Bruxelles – Non si mette bene per l’Italia, mai come in questo momento isolata in Europa su politiche di bilancio e agenda di riforme economiche. I partner europei hanno già bocciato la manovra del popolo, e gli stessi partner non hanno digerito le mancate correzioni che erano state chieste ad un testo ritenuto quasi sacrilego davanti a regole non rispettate.
Lunedì a Bruxelles si ritrovano i ministri economici dell’area Euro. L’Eurogruppo deve discutere di questioni diverse dalle legge di bilancio: unione bancaria, relazione su riduzione del rischio, liquidità per risoluzione ( cuscinetti di soldi per situazioni bancarie di crisi), backstop, riforma del fondo salva-Stati Esm, cooperazione di questo con la Commissione. L’Italia non è in agenda, ma sono in molti ad attendersi discussioni a margine o nelle pause dei lavori, anche perché i malumori sono diffusi.
Austria e Paesi Bassi hanno chiesto pubblicamente provvedimenti nei confronti dell’Italia per il mancato rispetto degli impegni di riduzione di deficit e debito, ma chi segue da vicino questo dossier assicura che praticamente tutti sono convinti che questa manovra non sia accettabile. Come se non bastasse, il modo di fare dell’attuale governo indispettisce ancora di più. Grida, insulti, accuse, aggressività non aiutano a creare clima e umori di simpatia per un’Italia a questo punto messa nell’angolo come neanche la Grecia dell’allora coppia Tsipras-Varoufakis.
Mercoledì prossimo la Commissione europea pubblicherà i pareri sulle leggi di bilancio di tutti gli Stati membri. Visti i mancati cambiamenti italiani un’altra bocciatura della manovra tricolore è praticamente cosa fatta. Ma c’è chi è pronto a scommettere che il collegio dei commissari chiederà di discutere la situazione contabile, e di avviare la revisione del rapporto sul debito dell’Italia. “Probabile anche se non confermato”, confidano a Bruxelles. Se le cose stanno effettivamente così, l’iter per la procedura contro l’Italia si metterebbe in moto.
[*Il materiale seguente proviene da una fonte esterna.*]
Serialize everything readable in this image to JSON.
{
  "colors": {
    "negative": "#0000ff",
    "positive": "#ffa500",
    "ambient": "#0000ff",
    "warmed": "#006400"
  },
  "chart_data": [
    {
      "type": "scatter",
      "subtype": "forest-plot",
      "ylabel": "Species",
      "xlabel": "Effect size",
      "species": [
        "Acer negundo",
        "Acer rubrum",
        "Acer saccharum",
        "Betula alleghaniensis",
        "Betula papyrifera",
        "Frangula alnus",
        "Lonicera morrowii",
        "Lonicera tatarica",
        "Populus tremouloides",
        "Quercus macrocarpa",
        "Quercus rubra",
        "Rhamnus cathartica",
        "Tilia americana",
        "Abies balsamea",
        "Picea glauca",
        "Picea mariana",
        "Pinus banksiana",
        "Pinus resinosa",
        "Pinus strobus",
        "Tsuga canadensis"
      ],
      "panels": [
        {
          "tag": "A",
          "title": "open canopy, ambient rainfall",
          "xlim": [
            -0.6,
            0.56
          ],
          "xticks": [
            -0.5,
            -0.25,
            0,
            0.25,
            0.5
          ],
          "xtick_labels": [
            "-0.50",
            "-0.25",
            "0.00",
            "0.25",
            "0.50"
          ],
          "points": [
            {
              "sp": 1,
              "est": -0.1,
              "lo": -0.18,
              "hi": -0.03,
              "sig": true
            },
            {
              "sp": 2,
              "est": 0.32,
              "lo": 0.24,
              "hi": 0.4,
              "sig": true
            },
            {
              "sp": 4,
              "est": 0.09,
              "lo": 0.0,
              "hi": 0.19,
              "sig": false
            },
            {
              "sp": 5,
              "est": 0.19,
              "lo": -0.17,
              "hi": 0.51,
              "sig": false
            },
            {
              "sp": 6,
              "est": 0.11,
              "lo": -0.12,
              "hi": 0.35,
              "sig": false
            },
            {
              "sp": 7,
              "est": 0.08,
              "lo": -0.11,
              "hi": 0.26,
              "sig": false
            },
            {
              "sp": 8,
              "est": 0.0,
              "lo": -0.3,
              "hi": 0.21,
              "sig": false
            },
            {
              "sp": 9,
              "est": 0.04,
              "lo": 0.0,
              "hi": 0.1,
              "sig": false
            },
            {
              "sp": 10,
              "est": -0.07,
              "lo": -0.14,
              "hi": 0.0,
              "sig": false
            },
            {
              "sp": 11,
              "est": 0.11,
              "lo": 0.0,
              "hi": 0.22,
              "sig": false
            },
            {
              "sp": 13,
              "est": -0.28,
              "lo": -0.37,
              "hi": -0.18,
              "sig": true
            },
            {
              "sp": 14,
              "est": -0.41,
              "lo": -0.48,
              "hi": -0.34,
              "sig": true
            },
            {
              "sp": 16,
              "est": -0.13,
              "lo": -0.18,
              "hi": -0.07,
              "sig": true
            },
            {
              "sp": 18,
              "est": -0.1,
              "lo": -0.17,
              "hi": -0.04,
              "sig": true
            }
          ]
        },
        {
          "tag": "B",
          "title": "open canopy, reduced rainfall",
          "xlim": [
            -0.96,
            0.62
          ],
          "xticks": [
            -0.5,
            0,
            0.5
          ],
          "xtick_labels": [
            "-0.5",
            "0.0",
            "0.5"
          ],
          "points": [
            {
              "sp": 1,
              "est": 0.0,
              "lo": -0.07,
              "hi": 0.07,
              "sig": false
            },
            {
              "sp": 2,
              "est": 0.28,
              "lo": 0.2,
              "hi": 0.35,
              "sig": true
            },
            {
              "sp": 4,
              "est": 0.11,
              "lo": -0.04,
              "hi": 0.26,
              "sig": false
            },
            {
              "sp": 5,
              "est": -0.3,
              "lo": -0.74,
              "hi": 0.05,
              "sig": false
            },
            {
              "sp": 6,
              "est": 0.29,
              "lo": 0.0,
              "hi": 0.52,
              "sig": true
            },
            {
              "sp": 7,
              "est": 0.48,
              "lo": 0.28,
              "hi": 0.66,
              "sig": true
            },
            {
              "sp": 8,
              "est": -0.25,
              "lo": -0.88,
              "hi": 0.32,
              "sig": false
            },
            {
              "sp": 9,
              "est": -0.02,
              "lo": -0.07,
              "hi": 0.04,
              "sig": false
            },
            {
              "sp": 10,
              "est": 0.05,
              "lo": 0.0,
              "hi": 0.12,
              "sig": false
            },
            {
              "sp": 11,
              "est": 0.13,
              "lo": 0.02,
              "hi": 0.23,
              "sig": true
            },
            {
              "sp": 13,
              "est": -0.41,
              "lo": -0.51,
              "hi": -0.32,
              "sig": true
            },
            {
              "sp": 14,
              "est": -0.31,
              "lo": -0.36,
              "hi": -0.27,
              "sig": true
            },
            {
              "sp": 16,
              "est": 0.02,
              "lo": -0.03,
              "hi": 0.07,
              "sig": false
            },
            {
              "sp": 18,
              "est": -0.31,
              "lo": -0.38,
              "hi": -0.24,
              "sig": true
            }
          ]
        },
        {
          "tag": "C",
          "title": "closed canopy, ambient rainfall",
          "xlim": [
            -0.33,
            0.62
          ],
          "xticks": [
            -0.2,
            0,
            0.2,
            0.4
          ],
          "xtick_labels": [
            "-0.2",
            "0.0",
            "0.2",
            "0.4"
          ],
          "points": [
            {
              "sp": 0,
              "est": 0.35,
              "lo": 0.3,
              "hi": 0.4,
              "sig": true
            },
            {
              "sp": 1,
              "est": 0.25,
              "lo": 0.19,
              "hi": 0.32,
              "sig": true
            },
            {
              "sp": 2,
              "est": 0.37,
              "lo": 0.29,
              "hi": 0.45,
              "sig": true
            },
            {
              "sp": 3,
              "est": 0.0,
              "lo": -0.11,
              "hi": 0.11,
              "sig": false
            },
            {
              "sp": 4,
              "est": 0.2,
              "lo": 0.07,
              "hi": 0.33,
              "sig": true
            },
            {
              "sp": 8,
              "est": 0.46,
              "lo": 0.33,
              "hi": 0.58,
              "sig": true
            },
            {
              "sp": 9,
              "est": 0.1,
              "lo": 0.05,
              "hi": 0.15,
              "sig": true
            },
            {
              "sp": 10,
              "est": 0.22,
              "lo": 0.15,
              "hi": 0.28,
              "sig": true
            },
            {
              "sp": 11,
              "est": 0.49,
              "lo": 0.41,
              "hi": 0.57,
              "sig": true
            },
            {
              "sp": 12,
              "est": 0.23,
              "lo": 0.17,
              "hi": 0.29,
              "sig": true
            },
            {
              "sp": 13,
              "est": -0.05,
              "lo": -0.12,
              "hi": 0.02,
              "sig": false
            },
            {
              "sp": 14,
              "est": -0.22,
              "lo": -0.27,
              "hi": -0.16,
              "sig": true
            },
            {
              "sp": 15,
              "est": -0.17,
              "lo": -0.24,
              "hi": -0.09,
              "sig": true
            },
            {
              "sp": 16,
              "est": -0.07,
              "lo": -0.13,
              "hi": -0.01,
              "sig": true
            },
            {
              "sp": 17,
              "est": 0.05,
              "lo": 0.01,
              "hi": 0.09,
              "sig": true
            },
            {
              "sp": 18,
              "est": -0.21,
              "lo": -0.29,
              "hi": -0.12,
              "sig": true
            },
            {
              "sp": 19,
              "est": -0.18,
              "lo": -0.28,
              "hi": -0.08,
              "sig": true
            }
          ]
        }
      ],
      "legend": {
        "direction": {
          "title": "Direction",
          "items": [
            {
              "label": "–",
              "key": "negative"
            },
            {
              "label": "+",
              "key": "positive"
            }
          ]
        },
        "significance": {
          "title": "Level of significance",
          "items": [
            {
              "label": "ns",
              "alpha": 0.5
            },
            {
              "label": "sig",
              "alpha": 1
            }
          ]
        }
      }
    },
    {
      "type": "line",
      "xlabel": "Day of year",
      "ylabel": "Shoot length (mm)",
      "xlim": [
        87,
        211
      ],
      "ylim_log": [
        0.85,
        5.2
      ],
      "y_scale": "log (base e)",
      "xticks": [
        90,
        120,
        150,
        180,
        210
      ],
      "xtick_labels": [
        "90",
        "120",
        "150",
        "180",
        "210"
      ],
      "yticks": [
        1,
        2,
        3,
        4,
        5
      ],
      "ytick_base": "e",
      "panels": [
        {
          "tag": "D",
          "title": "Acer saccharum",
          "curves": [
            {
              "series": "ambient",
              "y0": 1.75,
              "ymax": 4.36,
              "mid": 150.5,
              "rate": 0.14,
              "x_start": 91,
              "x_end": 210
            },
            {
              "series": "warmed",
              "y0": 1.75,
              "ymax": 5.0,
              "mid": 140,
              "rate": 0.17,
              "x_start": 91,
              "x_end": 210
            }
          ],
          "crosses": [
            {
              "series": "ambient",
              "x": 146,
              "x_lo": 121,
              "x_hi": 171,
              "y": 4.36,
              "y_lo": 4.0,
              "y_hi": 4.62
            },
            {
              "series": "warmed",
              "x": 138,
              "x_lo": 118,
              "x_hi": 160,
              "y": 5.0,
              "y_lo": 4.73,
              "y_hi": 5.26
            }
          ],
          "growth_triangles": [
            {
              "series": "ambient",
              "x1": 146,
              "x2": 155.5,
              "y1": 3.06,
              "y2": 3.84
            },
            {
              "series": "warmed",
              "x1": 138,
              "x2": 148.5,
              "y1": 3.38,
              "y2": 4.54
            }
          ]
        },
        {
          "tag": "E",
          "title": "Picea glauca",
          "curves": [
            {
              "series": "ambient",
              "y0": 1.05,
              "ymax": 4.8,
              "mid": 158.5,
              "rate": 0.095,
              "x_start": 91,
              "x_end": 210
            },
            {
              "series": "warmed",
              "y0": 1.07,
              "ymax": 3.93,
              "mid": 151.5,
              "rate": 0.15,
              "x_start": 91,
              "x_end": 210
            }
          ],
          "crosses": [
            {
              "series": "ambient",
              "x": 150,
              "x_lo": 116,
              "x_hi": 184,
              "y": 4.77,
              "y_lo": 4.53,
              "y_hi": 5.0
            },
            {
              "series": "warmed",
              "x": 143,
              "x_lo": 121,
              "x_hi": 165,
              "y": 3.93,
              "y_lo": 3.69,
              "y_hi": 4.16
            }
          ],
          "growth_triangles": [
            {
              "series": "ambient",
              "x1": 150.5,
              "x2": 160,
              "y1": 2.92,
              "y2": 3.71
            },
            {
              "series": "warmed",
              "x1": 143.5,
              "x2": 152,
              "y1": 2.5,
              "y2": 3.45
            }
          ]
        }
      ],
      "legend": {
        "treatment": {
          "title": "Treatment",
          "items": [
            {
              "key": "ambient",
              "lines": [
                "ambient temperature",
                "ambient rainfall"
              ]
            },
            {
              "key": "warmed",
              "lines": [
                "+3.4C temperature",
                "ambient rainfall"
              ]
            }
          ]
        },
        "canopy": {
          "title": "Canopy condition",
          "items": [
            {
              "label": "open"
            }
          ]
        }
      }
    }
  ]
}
L’Italia avrebbe anche ragioni da vendere, come peraltro ha fatto. Se si guarda nel merito squisitamente tecnico sono almeno otto i fattori rilevanti che secondo l’esecutivo Lega-5 Stelle giustificherebbero una manovra come quella fatta recapitare a Bruxelles. Ci sono un rallentamento della crescita in tutta l’Eurozona e una situazione da tempo stagnante dell’economia in Italia che già da soli rappresentano fattori per promuovere misure di stimolo dell’economia. Il governo questo lo sostiene da tempo: misure depressive in momento di rallentamento rischiano di peggiorare il tutto. Un concetto espresso però con toni che non aiutano il confronto ma al contrario alimentano lo scontro.
Ci sono anche questioni più tecniche e per questo un po’ più difficili da discutere pubblicamente. L’italia continua da anni ad avere un avanzo primario, potrebbe essere sufficiente a produrre un sostanziale calo del rapporto debito/Pil, se solo gli interessi pagati sui titoli di Stato fossero allo stesso livello di quelli dei Paesi del nucleo centrale dell’Eurozona. Poi c’è per l’Italia l’inadeguatezza del criterio del cosiddetto “output gap”, la differenza fra crescita potenziale e crescita, che la Commissione usa per calcolare se la crescita reale di un paese si avvicini o no a quella teoricamente possibile.
Ci sono elementi di discussione che il precedente governo, con il continuo e paziente lavoro di Pier Carlo Padoan, aveva messo sul tavolo e che aveva utilizzato per cercare di riaprire il dibattito politico sulla modifica delle regole comuni. Un’eredità gettata via dall’attuale governo e dal suo modo di fare. Un dichiarato menefreghismo e una deliberata voglia di andare unilateralmente contro le disposizioni delle norme comuni non piace e non potrà mai piacere. Nei corridoi di Bruxelles chiariscono che l’umore generale non cambierà se l’Italia continuerà nel suo linguaggio e nel suo atteggiamento, e potrebbe anche peggiorare nei prossimi mesi. Non proprio il massimo, quando si dovrebbero cercare sponde e alleanze. L’Italia è isolata, e rischia di perdere la sua battaglia in Europa. Ammesso che l’intenzione sia mai stata quella di vincerla.